Le Sirasco est donc une sorte de Wikipédia des organisations criminelles ?

C’est un peu plus que ça ! Le Sirasco, ce n’est pas qu’une simple base de données consultable par d’autres services. On ne fournit pas une information brute ou transmise par d’autres, mais une information enrichie, recoupée. Elle doit permettre d’identifier des groupes criminels qui passaient jusqu'alors sous nos radars, de décrypter davantage leur fonctionnement. 

Le service central, composés de 26 fonctionnaires aux profils bien particuliers, est organisé en pôles d’analyse par secteur géographique : les Balkans, l’Asie, la Russie, la France, l’Afrique et l’Amérique, les mafias italiennes…. En 2013, le Sirasco a été renforcé grâce à la création de services territoriaux. Au niveau national, plus d’une centaine de personnes effectuent ce travail d’analyse du renseignement criminel au sein de la police judiciaire.

Quelles sont les différentes tendances en matière de criminalité organisée ?

Depuis quelques années, il y a deux infractions centrales : le trafic de stupéfiant et le blanchiment. On observe en particulier l’émergence de réseaux chinois qui vont blanchir l’argent issu du trafic de cannabis marocain. Le trafic de stupéfiant ne cesse de se diversifier, qu’il s’agisse de la composition des groupes ou des produits proposés. La coke, par exemple, est de plus en plus vendue dans les cités car elle est plus rentable que le cannabis et des connexions ont été établies avec les producteurs.
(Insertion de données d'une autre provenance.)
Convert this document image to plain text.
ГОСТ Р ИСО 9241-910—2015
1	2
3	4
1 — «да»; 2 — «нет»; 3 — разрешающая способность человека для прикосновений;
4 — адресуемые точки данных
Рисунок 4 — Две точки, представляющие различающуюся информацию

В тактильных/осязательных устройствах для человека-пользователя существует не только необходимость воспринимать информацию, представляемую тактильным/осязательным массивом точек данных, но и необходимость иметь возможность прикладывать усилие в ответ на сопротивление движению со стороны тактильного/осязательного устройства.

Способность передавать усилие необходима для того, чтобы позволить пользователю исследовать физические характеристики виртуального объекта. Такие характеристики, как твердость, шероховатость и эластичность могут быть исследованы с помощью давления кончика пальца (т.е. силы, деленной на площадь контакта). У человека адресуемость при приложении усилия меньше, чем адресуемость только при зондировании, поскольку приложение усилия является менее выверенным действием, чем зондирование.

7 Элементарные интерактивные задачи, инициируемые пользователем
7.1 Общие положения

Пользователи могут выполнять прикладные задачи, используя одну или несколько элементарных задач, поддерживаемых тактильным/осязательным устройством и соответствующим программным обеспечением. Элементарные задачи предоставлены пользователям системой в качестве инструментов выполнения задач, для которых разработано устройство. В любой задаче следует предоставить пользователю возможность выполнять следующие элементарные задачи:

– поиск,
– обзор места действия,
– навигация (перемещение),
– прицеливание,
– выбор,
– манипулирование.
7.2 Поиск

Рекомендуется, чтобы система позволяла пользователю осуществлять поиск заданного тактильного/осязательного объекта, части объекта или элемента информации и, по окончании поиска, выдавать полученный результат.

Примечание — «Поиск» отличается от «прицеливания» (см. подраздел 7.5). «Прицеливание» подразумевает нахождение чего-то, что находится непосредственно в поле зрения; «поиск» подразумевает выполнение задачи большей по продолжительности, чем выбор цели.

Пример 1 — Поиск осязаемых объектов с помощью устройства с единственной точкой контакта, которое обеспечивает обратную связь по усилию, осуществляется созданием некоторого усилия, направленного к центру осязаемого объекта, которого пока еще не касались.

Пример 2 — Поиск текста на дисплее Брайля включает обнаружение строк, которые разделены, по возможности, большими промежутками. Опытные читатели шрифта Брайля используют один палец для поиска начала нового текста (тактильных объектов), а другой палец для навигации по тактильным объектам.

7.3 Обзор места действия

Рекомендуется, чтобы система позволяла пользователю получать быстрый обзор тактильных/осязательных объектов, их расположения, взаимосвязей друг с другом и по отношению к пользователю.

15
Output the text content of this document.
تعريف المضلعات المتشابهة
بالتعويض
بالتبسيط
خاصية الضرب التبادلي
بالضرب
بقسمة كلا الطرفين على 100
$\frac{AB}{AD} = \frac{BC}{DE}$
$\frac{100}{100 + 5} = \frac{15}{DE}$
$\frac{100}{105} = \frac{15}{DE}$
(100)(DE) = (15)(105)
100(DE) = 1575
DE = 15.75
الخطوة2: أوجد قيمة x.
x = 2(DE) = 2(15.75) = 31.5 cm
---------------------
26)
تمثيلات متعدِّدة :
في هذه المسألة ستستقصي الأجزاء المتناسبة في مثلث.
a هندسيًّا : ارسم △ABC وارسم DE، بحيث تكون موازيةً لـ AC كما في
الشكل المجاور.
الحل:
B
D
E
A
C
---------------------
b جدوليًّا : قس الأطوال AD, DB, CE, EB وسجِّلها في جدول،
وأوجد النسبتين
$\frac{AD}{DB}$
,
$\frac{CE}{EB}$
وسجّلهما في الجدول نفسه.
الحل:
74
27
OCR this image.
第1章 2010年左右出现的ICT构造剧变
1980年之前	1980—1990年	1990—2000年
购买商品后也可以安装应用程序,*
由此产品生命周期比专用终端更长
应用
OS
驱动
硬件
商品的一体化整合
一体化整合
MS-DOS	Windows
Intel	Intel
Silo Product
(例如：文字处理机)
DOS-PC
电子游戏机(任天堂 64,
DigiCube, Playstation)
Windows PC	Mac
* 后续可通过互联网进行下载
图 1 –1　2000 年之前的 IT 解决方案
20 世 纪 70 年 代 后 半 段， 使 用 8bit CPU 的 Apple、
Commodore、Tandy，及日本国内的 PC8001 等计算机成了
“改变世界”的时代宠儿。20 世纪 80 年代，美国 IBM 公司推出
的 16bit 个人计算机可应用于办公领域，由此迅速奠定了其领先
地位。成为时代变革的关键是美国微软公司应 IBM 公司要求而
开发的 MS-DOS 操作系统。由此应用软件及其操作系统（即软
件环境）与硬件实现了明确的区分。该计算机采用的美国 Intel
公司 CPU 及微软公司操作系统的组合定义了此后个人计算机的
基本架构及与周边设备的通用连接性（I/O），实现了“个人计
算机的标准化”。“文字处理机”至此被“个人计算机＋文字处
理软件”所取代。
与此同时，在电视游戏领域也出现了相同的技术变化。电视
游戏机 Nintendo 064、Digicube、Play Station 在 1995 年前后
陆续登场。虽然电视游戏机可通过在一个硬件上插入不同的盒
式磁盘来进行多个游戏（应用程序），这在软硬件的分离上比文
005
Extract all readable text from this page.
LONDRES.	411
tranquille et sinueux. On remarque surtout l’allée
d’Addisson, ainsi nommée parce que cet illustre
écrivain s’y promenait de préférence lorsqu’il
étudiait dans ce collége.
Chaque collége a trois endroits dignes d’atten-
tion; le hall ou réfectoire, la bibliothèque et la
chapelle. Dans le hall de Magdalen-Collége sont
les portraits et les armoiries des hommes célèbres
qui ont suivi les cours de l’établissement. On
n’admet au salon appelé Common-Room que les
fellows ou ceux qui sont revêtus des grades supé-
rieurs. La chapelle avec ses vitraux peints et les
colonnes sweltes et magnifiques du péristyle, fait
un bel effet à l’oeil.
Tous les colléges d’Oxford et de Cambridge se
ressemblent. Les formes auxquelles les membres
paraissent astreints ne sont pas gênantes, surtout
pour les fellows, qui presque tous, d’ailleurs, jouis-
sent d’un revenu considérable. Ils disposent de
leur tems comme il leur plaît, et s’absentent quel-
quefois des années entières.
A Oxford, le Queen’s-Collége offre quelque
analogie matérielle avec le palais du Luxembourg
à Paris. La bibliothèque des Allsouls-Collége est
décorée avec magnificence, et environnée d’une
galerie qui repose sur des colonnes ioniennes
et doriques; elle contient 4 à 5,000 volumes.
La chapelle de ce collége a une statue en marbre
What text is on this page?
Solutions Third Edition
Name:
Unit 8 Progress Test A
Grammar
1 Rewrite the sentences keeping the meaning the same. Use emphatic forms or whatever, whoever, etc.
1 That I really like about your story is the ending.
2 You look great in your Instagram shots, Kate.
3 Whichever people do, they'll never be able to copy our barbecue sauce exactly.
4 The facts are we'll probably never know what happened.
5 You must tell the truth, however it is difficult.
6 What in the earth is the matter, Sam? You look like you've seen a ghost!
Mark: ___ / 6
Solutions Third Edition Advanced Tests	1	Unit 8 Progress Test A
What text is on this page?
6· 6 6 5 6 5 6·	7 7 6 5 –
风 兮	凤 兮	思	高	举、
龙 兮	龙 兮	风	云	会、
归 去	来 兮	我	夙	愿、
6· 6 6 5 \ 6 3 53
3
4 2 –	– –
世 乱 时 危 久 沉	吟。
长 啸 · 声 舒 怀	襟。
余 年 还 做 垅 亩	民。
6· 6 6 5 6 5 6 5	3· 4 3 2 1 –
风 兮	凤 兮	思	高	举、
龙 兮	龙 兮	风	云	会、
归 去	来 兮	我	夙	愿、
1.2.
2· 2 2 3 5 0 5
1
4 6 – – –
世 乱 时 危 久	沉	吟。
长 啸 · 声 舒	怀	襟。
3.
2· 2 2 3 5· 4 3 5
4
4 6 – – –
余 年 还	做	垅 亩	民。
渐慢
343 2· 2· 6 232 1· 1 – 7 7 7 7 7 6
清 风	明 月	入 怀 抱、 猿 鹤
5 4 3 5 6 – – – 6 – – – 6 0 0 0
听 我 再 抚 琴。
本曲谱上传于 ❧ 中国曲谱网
Sur notre sol agissent essentiellement des groupes criminels français, notamment issus du banditisme traditionnel qui perdure. Mais aussi des réseaux étrangers, des groupes albanophones ou géorgiens. Tout ce qui touche à l’utilisation des nouvelles technologies nous intéresse de plus en plus car cela rend le fonctionnement de ces groupes très opaque.

Quel regard portez-vous sur ce service, dix ans après sa création ?

Le Sirasco n’a cessé d’évoluer et a montré toute sa nécessité. Pourtant, au moment de sa création, c’était un service très atypique, qui a pu susciter chez certains un peu de scepticisme. Son objectif est de partager de l’information ce qui n’est pas forcément dans la culture des enquêteurs. Autre particularité du service : on ne travaille pas sur des infractions mais sur des criminels. Je pense qu’il va et qu’il doit encore évoluer, considérablement croître en effectifs, en moyens d’action. On tend toujours plus vers une police guidée par le renseignement.